Il fut un jour confronté avec un autre prisonnier, et l’on proclama, à la presque unanimité, sur le ponton, que la face de Petit était d’une encablure plus hideuse que celle de son compétiteur. Aussi eut-il d’abord à souffrir toutes les railleries, tous les sarcasmes, toutes les bourrades des appointés du lieu, d’autant plus intolérants qu’il y avait profit pour eux dans ces méchantes attaques.

Après une partie de jeu, Petit se trouva privé de ration complète pendant une semaine entière ; la ration était si faible, hélas ! pour les prisonniers, qu’à peine la plupart d’entre eux avaient-ils la force de ne pas mourir de faim. De sorte qu’un emprunt, même forcé sur les vivres, devenait impraticable. Dans une circonstance si critique, Petit eut recours à mille ruses, à mille stratagèmes presque toujours sans succès, aussi était-il fluet comme un bout-dehors, selon sa pittoresque expression.
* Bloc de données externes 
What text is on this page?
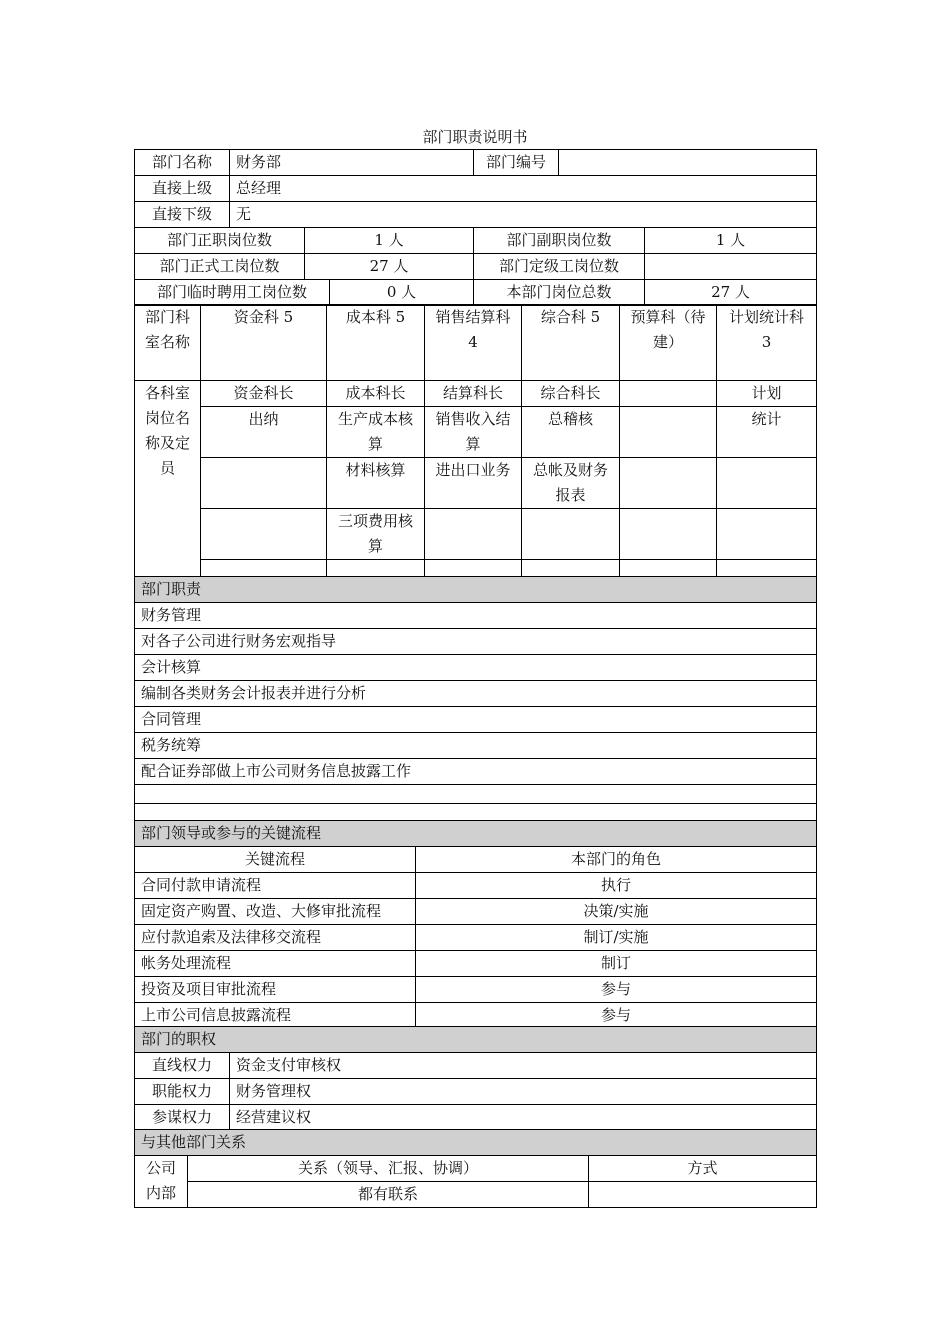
部门职责说明书
部门名称	财务部	部门编号	
直接上级	总经理		
直接下级	无		
部门正职岗位数	1 人		部门副职岗位数	1 人
部门正式工岗位数	27 人		部门定级工岗位数	
部门临时聘用工岗位数		0 人	本部门岗位总数	27 人
部门科室名称	资金科 5	成本科 5	销售结算科 4	综合科 5	预算科（待建）	计划统计科 3
各科室岗位名称及定员	资金科长	成本科长	结算科长	综合科长		计划
	出纳	生产成本核算	销售收入结算	总稽核		统计
		材料核算	进出口业务	总帐及财务报表		
		三项费用核算				

部门职责
财务管理
对各子公司进行财务宏观指导
会计核算
编制各类财务会计报表并进行分析
合同管理
税务统筹
配合证券部做上市公司财务信息披露工作

部门领导或参与的关键流程	
关键流程	本部门的角色
合同付款申请流程	执行
固定资产购置、改造、大修审批流程	决策/实施
应付款追索及法律移交流程	制订/实施
帐务处理流程	制订
投资及项目审批流程	参与
上市公司信息披露流程	参与
部门的职权	
直线权力	资金支付审核权
职能权力	财务管理权
参谋权力	经营建议权
与其他部门关系		
公司内部	关系（领导、汇报、协调）	方式
	都有联系	
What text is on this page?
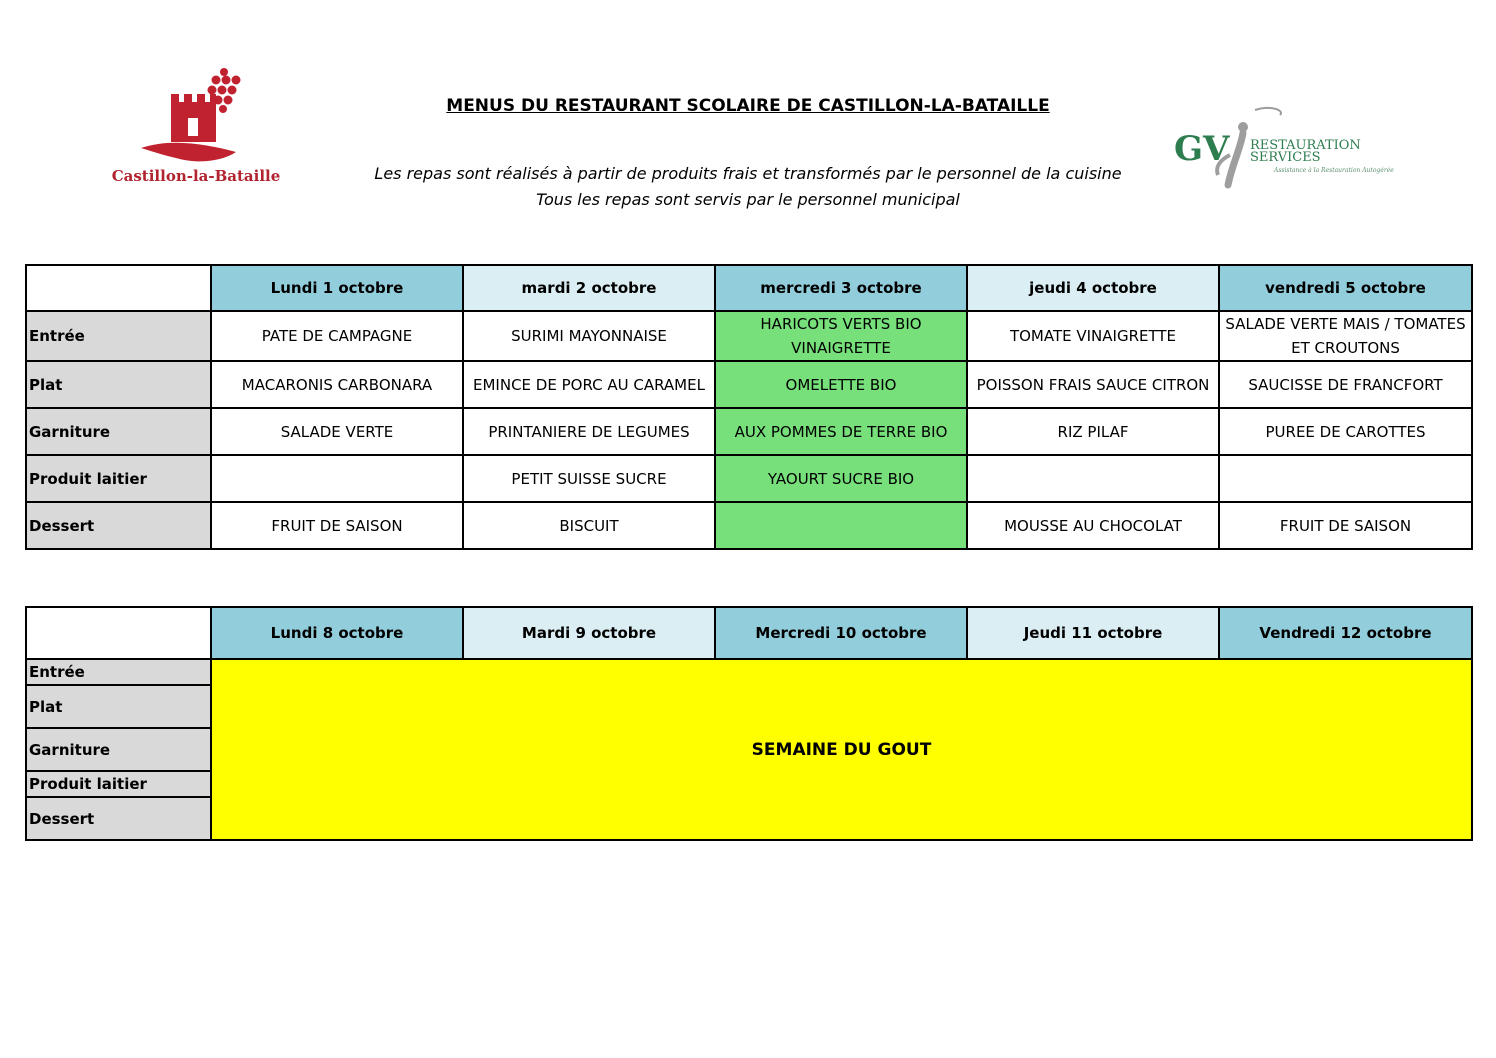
MENUS DU RESTAURANT SCOLAIRE DE CASTILLON-LA-BATAILLE
Les repas sont réalisés à partir de produits frais et transformés par le personnel de la cuisine
Tous les repas sont servis par le personnel municipal
Castillon-la-Bataille
GV RESTAURATION
SERVICES
Assistance à la Restauration Autogérée
	Lundi 1 octobre	mardi 2 octobre	mercredi 3 octobre	jeudi 4 octobre	vendredi 5 octobre
Entrée	PATE DE CAMPAGNE	SURIMI MAYONNAISE	HARICOTS VERTS BIO VINAIGRETTE	TOMATE VINAIGRETTE	SALADE VERTE MAIS / TOMATES ET CROUTONS
Plat	MACARONIS CARBONARA	EMINCE DE PORC AU CARAMEL	OMELETTE BIO	POISSON FRAIS SAUCE CITRON	SAUCISSE DE FRANCFORT
Garniture	SALADE VERTE	PRINTANIERE DE LEGUMES	AUX POMMES DE TERRE BIO	RIZ PILAF	PUREE DE CAROTTES
Produit laitier		PETIT SUISSE SUCRE	YAOURT SUCRE BIO		
Dessert	FRUIT DE SAISON	BISCUIT		MOUSSE AU CHOCOLAT	FRUIT DE SAISON
	Lundi 8 octobre	Mardi 9 octobre	Mercredi 10 octobre	Jeudi 11 octobre	Vendredi 12 octobre
Entrée	SEMAINE DU GOUT				
Plat					
Garniture					
Produit laitier					
Dessert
Dans cette rude extrémité, notre héros trouva cependant encore le moyen de lutter victorieusement contre sa mauvaise fortune. Il vendit la doublure de son gilet, sa chemise, à part le col et le bout des manches, la semelle de ses souliers, qu’il remplaça par des fils carrés qui retenaient l’empeigne. Il trompa de la sorte la vigilance des inspecteurs qui, chaque dimanche, faisaient la visite du ponton, où la vente des effets était sévèrement punie. Petit vécut donc presque nu pendant les six mois les plus rudes de l’année, quand on le croyait vêtu assez chaudement ; car il ne retrouva aucune chance favorable pour reconquérir, au jeu, la partie de ses effets dont un de ses camarades s’était enrichi à ses dépens. Petit nageait comme un marsouin ; il disait que si l’on voulait lui servir sa ration sur l’eau, il s’engageait à ne pas aborder pendant quinze jours. Lui, huitième dans une embarcation qui n’avait pas pu embouquer le goulet de Toulon, il se vit forcé, avec tout l’équipage, de courir des bordées toute la nuit. En virant de bord, le canot chavira : voilà nos pauvres matelots jouant des pieds et des mains contre les lames violentes qui les couvraient ; la brise venait de terre. Petit mit le cap sur les îles d’Hyères, les voilà en route. Le trajet était long et difficile ; mais l’intrépide nageur comptait sur ses forces, et tantôt sur le dos, tantôt sur le ventre, et après cinq heures d’une lutte incroyable, il arriva à terre et se traîna douloureusement sur la grève vers une batterie où brillait quelque lumière.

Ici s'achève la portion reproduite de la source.